Cell Cycle Synchronization

HeLa cells were synchronized at the G₁/S boundary by double-thymidine. Cells were cultured for 14 h in the presence of 2 mM thymidine (Sigma), released for 12 h in fresh medium, and arrested for 14 h in the presence of 2 mM thymidine. Cells were released from double-thymidine block by changing to fresh culture medium. Cells were harvested by centrifugation at 1000 rpm for 5 min at 4°C, followed by washing twice with cold PBS, and slowly fixed by adding 500 μl 70% ice-cold ethanol gently. Fixed cells were centrifuged at 1000 rpm for 5 min at room temperature, and then stained with 1 ml Triton X-100 (0.1%)/propidium iodide (50 μg/ml)/RNase (100 μg/ ml) solution in the dark for 15 min at room temperature. The percentage of cells at different phases of the cell cycle was determined by flow cytometry (Becton Dickinson FACStar Plus flow cytometer). Each measurement was based on analysis of 30,000 cells.

Quantitative Reverse-Transcription Polymerase Chain Reaction (RT-PCR)

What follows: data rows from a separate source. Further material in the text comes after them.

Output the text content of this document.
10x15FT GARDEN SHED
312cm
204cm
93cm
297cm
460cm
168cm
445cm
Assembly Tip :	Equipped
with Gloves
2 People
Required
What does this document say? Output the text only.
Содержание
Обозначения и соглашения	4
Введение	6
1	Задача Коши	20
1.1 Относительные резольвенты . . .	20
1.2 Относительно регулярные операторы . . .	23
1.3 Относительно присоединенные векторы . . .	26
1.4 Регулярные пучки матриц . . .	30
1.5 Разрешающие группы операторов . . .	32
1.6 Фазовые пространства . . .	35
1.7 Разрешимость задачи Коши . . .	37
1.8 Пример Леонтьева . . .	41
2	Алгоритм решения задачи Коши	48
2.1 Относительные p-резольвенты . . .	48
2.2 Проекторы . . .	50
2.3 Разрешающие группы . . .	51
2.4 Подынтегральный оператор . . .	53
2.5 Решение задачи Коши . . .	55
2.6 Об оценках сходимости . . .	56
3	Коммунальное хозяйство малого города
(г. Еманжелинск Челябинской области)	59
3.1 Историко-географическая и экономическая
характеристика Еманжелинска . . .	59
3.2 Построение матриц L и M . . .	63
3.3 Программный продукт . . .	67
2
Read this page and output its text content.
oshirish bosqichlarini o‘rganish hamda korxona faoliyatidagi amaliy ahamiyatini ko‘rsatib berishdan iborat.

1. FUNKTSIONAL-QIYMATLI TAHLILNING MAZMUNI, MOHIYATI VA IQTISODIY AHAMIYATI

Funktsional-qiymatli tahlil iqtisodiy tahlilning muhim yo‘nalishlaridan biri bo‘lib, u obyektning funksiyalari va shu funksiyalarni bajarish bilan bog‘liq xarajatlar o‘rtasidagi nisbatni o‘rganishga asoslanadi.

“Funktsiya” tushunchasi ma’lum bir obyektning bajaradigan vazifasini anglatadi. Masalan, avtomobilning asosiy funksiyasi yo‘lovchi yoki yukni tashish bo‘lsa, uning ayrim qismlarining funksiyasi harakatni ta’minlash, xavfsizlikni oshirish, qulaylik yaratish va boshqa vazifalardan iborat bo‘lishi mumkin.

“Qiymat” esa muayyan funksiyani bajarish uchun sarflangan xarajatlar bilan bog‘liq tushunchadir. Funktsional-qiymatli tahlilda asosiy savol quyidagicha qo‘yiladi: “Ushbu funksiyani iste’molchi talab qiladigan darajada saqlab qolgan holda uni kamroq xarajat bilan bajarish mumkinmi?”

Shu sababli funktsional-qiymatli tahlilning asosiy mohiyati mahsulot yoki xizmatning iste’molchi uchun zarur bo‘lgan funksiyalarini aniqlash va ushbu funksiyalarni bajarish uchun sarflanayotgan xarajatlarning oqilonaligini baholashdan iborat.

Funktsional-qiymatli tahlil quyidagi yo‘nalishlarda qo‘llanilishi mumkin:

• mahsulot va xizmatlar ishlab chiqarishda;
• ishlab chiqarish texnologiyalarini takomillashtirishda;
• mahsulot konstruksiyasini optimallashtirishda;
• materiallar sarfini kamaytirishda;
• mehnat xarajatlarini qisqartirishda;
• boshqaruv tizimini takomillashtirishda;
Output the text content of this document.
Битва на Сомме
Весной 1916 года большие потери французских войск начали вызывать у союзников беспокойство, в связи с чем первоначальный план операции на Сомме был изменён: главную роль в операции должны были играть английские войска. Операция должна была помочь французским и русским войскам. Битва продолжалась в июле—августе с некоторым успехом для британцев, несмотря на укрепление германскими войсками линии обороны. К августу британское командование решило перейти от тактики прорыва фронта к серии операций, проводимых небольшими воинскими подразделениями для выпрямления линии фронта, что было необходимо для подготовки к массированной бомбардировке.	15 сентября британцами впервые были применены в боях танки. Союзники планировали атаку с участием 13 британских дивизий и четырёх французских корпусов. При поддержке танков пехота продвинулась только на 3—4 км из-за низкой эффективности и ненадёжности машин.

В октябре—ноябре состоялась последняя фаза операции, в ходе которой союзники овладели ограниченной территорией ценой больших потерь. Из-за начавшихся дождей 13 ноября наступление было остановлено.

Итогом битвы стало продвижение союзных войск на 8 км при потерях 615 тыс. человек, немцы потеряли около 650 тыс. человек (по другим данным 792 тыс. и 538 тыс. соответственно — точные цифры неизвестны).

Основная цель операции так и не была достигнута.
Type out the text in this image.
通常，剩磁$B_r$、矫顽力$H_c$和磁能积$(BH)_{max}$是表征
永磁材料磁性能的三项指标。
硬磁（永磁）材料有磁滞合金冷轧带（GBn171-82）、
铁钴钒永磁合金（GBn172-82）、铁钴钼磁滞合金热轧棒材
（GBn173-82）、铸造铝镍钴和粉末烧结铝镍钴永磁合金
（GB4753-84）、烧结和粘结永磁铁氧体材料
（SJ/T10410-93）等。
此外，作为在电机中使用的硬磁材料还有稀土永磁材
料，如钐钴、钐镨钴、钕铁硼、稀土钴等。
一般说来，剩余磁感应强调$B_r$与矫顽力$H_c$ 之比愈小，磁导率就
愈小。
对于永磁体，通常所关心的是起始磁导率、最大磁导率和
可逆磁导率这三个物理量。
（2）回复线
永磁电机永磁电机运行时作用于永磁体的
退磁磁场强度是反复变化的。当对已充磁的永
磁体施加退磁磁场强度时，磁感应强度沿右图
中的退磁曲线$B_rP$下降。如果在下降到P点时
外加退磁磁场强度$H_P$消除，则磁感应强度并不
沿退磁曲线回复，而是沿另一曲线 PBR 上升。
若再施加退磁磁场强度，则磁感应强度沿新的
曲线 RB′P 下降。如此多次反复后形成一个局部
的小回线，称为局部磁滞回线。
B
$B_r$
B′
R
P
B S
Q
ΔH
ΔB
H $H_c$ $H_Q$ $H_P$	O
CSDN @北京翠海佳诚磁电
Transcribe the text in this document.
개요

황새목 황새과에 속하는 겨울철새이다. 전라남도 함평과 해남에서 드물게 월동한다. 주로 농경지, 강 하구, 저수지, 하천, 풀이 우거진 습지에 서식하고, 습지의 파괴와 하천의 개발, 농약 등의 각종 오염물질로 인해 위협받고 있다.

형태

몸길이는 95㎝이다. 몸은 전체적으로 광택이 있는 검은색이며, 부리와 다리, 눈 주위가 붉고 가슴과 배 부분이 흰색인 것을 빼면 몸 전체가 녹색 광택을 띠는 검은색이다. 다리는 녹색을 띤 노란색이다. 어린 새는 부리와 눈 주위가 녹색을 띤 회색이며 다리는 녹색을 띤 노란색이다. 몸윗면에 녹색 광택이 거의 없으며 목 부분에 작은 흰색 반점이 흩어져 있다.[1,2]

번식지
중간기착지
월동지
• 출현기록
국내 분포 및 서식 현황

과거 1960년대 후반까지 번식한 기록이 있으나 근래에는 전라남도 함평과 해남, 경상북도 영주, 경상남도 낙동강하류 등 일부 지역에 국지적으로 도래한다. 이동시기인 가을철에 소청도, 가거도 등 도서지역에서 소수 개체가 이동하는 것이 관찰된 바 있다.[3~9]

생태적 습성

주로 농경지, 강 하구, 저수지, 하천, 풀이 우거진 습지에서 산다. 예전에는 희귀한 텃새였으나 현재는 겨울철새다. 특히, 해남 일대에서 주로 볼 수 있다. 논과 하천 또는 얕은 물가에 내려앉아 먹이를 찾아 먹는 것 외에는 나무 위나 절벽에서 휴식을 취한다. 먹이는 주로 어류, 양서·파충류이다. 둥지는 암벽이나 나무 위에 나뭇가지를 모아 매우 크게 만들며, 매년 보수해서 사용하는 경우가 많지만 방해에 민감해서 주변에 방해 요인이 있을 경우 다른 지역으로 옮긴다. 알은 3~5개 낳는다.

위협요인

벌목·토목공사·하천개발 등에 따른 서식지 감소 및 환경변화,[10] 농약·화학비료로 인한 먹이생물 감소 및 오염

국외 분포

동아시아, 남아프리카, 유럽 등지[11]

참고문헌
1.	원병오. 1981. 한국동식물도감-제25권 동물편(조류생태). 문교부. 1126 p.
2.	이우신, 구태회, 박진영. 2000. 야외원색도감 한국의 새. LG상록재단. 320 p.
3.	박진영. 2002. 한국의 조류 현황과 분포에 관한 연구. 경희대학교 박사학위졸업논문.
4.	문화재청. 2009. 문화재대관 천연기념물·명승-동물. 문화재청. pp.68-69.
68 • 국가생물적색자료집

The mRNA expression levels of Aurora-A, -B, and -C in various tissues and cell lines were examined using RT-PCR analysis according to the manufacturer’s instruction (Applied Biosystems). The specificity of the amplification reaction was demonstrated by using Aurora-A, -B, and -C plasmids, which were constructed on pCMV2 vector as described previously (40). The primer sequences, designed by Primer Express software (Applied Biosystems), were Aurora-A (forward and reverse primers, 5′-TTCCAGGAGGACCACTCTCTGT-3′ and 5′-TGCATCCGACCTTCAATCATT-3′), Aurora-B (forward and reverse primers, 5′-GGCGCATGCACAATGAGA-3′ and 5′-TCCCCACCAGCAGCTCATAG-3′), and Aurora-C (forward and reverse primers, 5′-GGAAATTGAGATCCAGGCTCAT-3′ and 5′-GGCGTGCATCATGGAAATAGT-3′). Twenty-three commercially available normal tissues were obtained from Clontech. Total RNA was isolated from frozen tissues or cultured cells using the RNeasy RNA extraction kit (Qiagen) plus DNase I treatment (Promega). Two micrograms of total RNA from each sample was subjected to reverse transcription using the ThermoScript RT-PCR system (Invitrogene). The cDNA products from each sample (200-fold dilution) were used to perform quantitative PCR. Each 10 μl of quantitative PCR reaction mixture contained 5 μl of twofold SYBR Green Master Mixture (Applied Biosystems), 4 μl of cDNA product mixture (200-fold dilution), 0.5 μl each of 6-μM PCR forward and reverse primers (final concentration: 300 nM). The Rn value obtained from the PCR amplification curve was used to calculate relative mRNA copy number. GAPDH mRNA was used as an internal comparison control to normalize the data. A melting curve was used to identify the temperature where only the amplicon, but not the primer dimers, accounted for the SYBR Green-bound fluorescence. Assays were performed in triplicate using Applied Biosystems Model 7700 instruments.

RESULTS AND DISCUSSION

Specificity of the Amplification Reaction

To delineate the expression profiles of the Aurora family, we employed quantitative RT-PCR to analyze a variety of biological samples, including various tissues, cell lines with different derivatives, a HeLa cell cycle panel released from the G₁/S boundary, and esophageal cancer tissues and their adjacent nontumor pairs. In this study, we employed two templates for PCR amplification, namely three Aurora plasmids and cDNA generated from the bladder cancer cell line, UB37, to illustrate the specificity of each primer. Figure 1 shows that each specific primer for Aurora-A, -B, or -C could only amplify its own target regardless of which template we used. Moreover, the PCR products were subjected to DNA sequencing. The results showed that each PCR reaction only generated its own corresponding product (data not shown), indicating the PCR reaction could specifically reflect the expression pattern among Aurora members. For quantitative RT-PCR measurements, it is generally believed that there is no perfect internal control expressing equal quantities in different tissues. Therefore, in this study, the relative expression percentage of each Aurora member was reported using GAPDH as the internal control, as its expression levels remain relatively constant in different tissues (19).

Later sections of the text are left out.